Hi ,
I am a new bioperl user. I made a script to count the nucleotide composition in each column of the alignment. I am able to get the count for the nucleotides, but slice doesn't allow the count of gaps as it seems to exclude them. I would greatly appreciate any suggestions to solve this.
#!/bin/perl -w
use strict;
use warnings;
use List::Util 'max';
use Bio::SimpleAlign;
use Bio::Align::AlignI;
use Bio::AlignIO;
use Bio::SeqIO;
my $in= Bio::AlignIO->new( -file => "seq.fst", -format => "fasta");
my $align = $in->next_aln();
print "column\tA's\tT'st\C's\tG's\n";
for (my $i = 1; $i <= $align->length; $i++) {
my %count;
my $seqs = $align->slice($i,$i);
my $gap_char = $seqs->gap_char();
my $count_A=0;
my $count_C=0;
my $count_T=0;
my $count_G=0;
my $count_N=0;
my $count_gap=0;
foreach my $seq ($seqs->each_seq) {
my $col=$seq->seq;
if ($col eq 'A') {
$count_A++;
} elsif ($col eq 'C'){
$count_C++;
} elsif ($col eq 'T'){
$count_T++;
} elsif ($col eq 'G'){
$count_G++;
} elsif ( $col eq 'N'){
$count_N++;
} elsif ($col =~ m/^\Q$gap_char\E$/){
$count_gap++;
}
$count{$seq->seq} += 1;
}
print"$i\t$count_A\t$count_T\t$count_C\t$count_G\n";
}
I get a warning like this: MSG: Slice [5-5] of sequence [3/1-6] contains no residues.
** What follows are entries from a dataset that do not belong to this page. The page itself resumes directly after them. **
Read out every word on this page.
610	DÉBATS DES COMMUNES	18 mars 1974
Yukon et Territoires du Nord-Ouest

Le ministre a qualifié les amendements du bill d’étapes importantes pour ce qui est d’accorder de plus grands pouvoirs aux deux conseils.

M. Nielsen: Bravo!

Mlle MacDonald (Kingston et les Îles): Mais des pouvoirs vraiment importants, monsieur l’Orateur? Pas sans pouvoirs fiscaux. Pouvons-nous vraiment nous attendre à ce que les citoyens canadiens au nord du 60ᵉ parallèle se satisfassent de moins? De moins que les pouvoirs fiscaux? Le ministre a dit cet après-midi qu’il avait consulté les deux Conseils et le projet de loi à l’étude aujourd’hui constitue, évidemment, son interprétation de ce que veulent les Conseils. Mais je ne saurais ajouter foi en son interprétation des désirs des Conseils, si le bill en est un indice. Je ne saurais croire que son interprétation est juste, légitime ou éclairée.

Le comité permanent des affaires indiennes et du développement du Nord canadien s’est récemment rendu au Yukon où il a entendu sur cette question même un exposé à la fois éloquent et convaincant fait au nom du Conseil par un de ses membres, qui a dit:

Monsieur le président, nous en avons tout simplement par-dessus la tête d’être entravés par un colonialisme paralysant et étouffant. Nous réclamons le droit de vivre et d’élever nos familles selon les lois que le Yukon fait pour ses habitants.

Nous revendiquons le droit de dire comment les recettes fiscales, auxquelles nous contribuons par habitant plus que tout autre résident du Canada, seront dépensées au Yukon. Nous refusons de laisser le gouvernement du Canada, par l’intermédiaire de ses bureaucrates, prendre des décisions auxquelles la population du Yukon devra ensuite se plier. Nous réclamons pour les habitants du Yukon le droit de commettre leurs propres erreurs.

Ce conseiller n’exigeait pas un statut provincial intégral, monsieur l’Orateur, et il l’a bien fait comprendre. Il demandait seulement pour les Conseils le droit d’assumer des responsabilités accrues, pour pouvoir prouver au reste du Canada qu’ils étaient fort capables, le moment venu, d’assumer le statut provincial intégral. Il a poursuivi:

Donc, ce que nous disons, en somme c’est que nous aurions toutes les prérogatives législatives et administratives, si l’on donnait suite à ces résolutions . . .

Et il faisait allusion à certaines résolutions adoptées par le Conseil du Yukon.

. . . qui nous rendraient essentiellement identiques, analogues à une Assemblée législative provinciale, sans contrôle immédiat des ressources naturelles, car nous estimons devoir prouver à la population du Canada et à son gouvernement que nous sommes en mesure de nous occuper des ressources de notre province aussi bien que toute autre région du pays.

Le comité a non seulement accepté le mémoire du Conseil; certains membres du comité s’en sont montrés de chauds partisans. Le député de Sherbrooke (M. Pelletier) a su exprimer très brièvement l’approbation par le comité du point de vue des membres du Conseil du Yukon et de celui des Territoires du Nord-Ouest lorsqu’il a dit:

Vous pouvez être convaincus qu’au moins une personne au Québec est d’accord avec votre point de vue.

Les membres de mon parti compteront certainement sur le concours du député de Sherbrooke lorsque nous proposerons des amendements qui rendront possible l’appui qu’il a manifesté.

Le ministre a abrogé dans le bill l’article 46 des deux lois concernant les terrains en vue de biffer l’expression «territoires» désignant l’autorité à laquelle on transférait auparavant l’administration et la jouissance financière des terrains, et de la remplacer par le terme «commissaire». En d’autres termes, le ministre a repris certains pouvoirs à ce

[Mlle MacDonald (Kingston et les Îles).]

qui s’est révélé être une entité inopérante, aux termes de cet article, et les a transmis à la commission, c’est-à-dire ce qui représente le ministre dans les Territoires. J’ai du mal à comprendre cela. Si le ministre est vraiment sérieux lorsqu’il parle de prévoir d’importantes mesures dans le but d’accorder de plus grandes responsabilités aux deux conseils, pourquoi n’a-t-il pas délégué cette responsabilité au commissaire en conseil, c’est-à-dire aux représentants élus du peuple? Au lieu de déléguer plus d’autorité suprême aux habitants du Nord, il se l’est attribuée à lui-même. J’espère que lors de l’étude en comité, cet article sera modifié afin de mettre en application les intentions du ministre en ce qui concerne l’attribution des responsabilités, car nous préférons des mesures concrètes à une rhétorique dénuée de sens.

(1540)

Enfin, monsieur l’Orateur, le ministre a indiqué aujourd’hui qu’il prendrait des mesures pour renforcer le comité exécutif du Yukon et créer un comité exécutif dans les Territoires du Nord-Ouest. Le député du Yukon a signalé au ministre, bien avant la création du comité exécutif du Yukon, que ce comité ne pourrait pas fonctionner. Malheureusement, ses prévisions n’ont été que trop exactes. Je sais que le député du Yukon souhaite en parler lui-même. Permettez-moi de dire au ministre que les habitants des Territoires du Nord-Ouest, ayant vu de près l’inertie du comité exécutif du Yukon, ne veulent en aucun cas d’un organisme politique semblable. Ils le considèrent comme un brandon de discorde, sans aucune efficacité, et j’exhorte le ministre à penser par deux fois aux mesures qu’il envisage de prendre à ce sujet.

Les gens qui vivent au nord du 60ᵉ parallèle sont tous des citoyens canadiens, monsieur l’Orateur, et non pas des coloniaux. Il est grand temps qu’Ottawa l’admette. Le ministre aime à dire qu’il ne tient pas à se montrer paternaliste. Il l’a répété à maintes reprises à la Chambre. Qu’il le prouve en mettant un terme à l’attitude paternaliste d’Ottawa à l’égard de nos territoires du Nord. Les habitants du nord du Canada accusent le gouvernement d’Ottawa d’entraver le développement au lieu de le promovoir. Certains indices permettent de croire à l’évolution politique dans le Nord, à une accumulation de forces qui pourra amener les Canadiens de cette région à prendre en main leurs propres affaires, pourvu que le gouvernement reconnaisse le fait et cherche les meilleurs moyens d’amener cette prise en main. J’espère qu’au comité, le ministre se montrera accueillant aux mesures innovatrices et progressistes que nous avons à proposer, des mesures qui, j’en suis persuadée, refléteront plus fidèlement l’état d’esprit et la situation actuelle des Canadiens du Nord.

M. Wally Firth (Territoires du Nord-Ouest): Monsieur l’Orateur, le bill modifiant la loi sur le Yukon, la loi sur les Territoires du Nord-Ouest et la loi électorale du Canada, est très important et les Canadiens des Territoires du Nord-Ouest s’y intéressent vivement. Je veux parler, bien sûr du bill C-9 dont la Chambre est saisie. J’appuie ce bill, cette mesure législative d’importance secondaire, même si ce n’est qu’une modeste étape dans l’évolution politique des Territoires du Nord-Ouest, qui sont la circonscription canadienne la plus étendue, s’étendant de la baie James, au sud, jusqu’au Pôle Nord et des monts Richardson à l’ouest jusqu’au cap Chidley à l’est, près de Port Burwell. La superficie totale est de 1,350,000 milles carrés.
Sequence excluded from the new alignment". and doesn't seem to count the gaps in the column.
Do you mean that the gap counting itself is not working or the result is not being printed out? You don't appear to be printing out the gap count anywhere in your code, so if it's not being printed out I would imagine that's the problem.